Local historian brings ghost walk to life as part of special tour to celebrate Halloween

Belfast’s spooky history

By Paul Ainsworth

AS October brings an early dusk to the streets of Belfast, the narrow alleys and wynds that intersect the city centre take on a dark hue, and come alive with the bloody tales of the tortured undead, ghoulish bodysnatchers, and murderous butchery.

Yes, such an introduction can only mean one thing, the Halloween season is creeping upon us once again, and with the darker evenings drawing in, the darker side of old Belfast comes alive, with the “Halloween special” Belfast Ghost Walks, run by full-time tour guide and history buff Richard Cobb.

The Glengormley native has always had a taste for the macabre, and is one of Ireland’s foremost “ripperologists”, with a passion for the crimes of one Jack the Ripper in the foggy, gaslit streets of Victorian London.

However, having undertaken ghost tours in famous “haunted” cities, from gothic Edinburgh to murky York, he knew that gruesome titbits from Belfast’s own bloody pre-Troubles history could make a chilling tour for those brave enough to follow Richard and his colleagues through the warrens of the ‘old town’.

“We actually run tours all year round, but come Halloween, demand increases, so we make the tour longer and more dramatic for those who come along,” said Richard Cobb.

“I saw a gap in the market and set things up; it’s a clever and fun way of telling local history, and some of the ghoulish legends that emerge from it.”

The tour features such horror as the hanging of United Irishman Henry Joy McCracken in 1798, whose neck snapped on High Street. Yet in true bloodcurdling Belfast lore, the rebellious patriot was not finished with his message to the city’s citizens.

“There used to be a tale of how the ghost of Henry, in period clothing, was witnessed wandering eerily about by shoppers,” Richard continues.

“Belfast has some very old pubs as well, which feature on the tour, and we regularly get people catching ghostly orbs on cameras outside two of them – the Deer’s Head, and the Morning Star.
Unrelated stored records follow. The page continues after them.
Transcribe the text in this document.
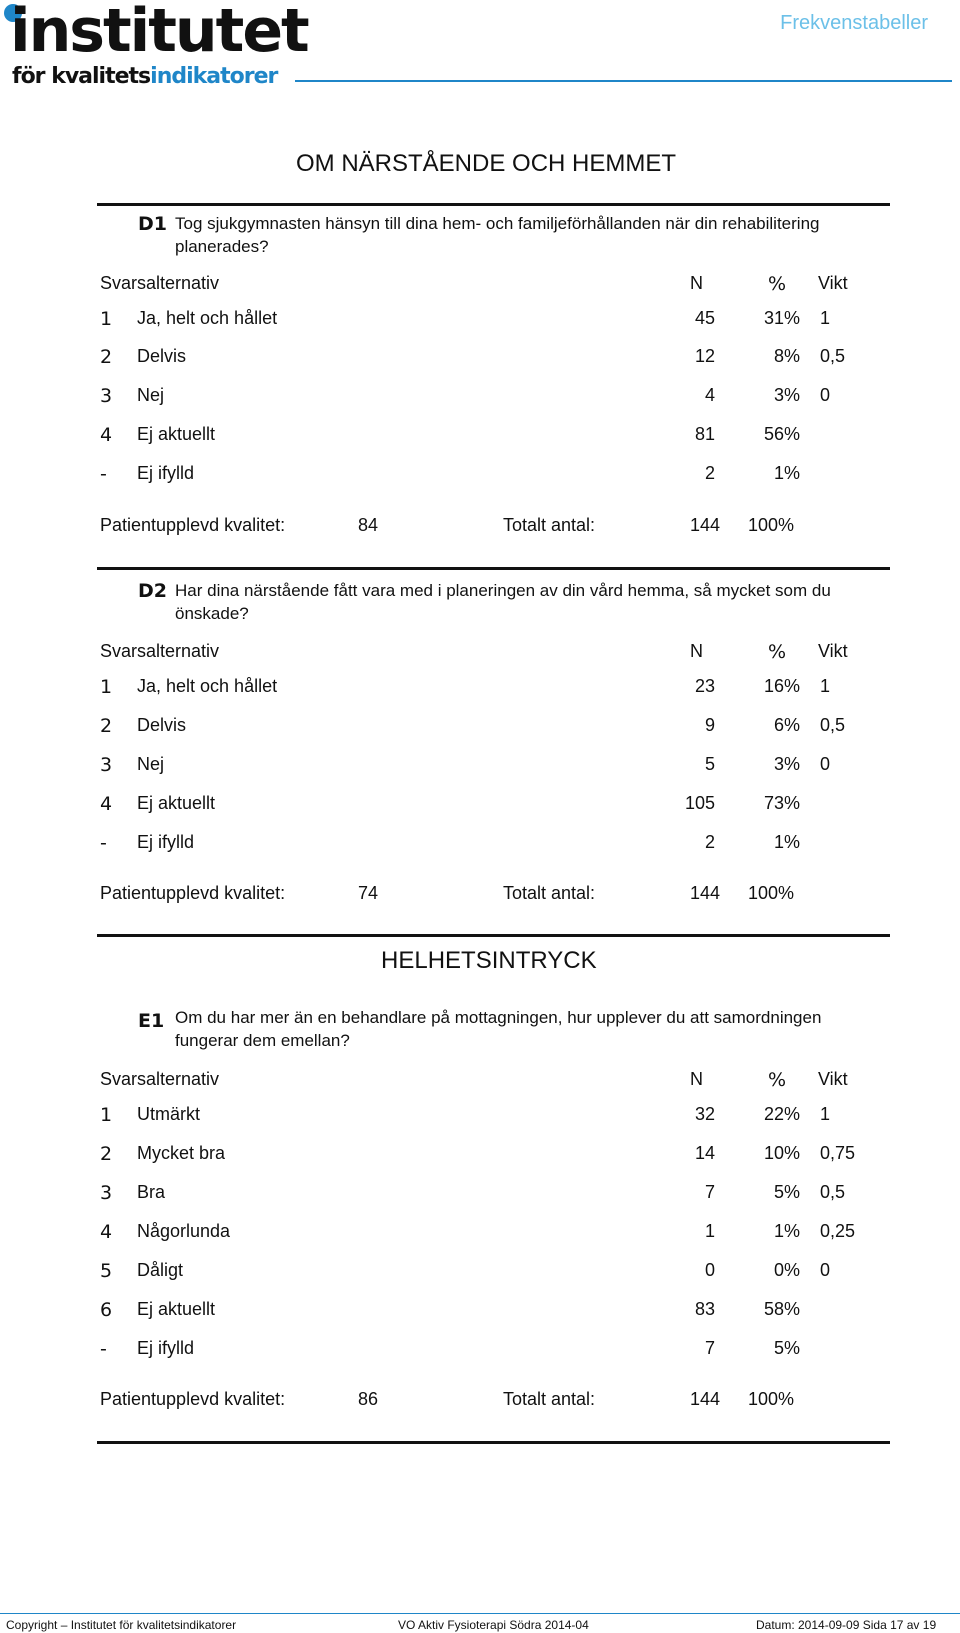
institutet
för kvalitetsindikatorer
Frekvenstabeller
OM NÄRSTÅENDE OCH HEMMET
D1 Tog sjukgymnasten hänsyn till dina hem- och familjeförhållanden när din rehabilitering planerades?
Svarsalternativ	N	% Vikt
1 Ja, helt och hållet	45	31% 1
2 Delvis	12	8% 0,5
3 Nej	4	3% 0
4 Ej aktuellt	81	56%
- Ej ifylld	2	1%
Patientupplevd kvalitet:	84	Totalt antal:	144 100%
D2 Har dina närstående fått vara med i planeringen av din vård hemma, så mycket som du önskade?
Svarsalternativ	N	% Vikt
1 Ja, helt och hållet	23	16% 1
2 Delvis	9	6% 0,5
3 Nej	5	3% 0
4 Ej aktuellt	105	73%
- Ej ifylld	2	1%
Patientupplevd kvalitet:	74	Totalt antal:	144 100%
HELHETSINTRYCK
E1 Om du har mer än en behandlare på mottagningen, hur upplever du att samordningen fungerar dem emellan?
Svarsalternativ	N	% Vikt
1 Utmärkt	32	22% 1
2 Mycket bra	14	10% 0,75
3 Bra	7	5% 0,5
4 Någorlunda	1	1% 0,25
5 Dåligt	0	0% 0
6 Ej aktuellt	83	58%
- Ej ifylld	7	5%
Patientupplevd kvalitet:	86	Totalt antal:	144 100%
Copyright – Institutet för kvalitetsindikatorer	VO Aktiv Fysioterapi Södra 2014-04	Datum: 2014-09-09 Sida 17 av 19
We know that a workman once fled the Deer’s Head one night, vowing never to return on his own after dark, and was too frightened to reveal what he had seen.”

As the saying goes, you should be more afraid of the living than the dead, and the tours recount the dastardly deeds of merciless killers and real life bodysnatchers, who once prowled the historic Clifton Street Cemetery, looking for fresh corpses to unearth and sell for ill-gotten gains.

“They would creep in under cover of darkness, using wooden shovels to muffle the sound of their digging in the clammy earth.

“The corpses often weren’t buried that deep, and they would remove the head to get the hair, which could be sold for wigs, and the teeth, which in Victorian times fetched a handsome price, as most dentures then were made of wood, and so real teeth were very valuable.”

The bodies were then smuggled from the misty Belfast dockyards in barrels of brine, for medical autopsy use in Britain, and the world’s most famous bodysnatchers also have Belfast connections, despite committing their foulest deeds in the cobbled laneways of Edinburgh.

“Burke and Hare were both from the North of Ireland, and while Burke was hung for the murders the pair committed, Hare testified in return for his life, and when he was released from jail he disappeared off the face of the earth.

“However, rumours circulated he secretly returned to Belfast, and maybe even continued his vile crimes,” Richard added.

Being a ripper fan, Richard runs tours in London’s Whitechapel area, where the anonymous killer plied his bloody trade and even claims an interesting local link to history’s most infamous unsolved murders, which he regales to trembling participants in the dark of Belfast.

“In 1888, an Englishman man named John Foster was arrested in Belfast’s Memel Street on suspicion of being connected with the ripper murders. It remains a mystery as to why he came to the attention of police.

“He was held for several weeks before being released, whereupon he disappeared.

“A theory exists that Jack was a travelling sailor, who was never caught because he fled London after each crime.

“This man was a suspect, and we could have had Jack the Ripper himself walking the streets of Belfast.”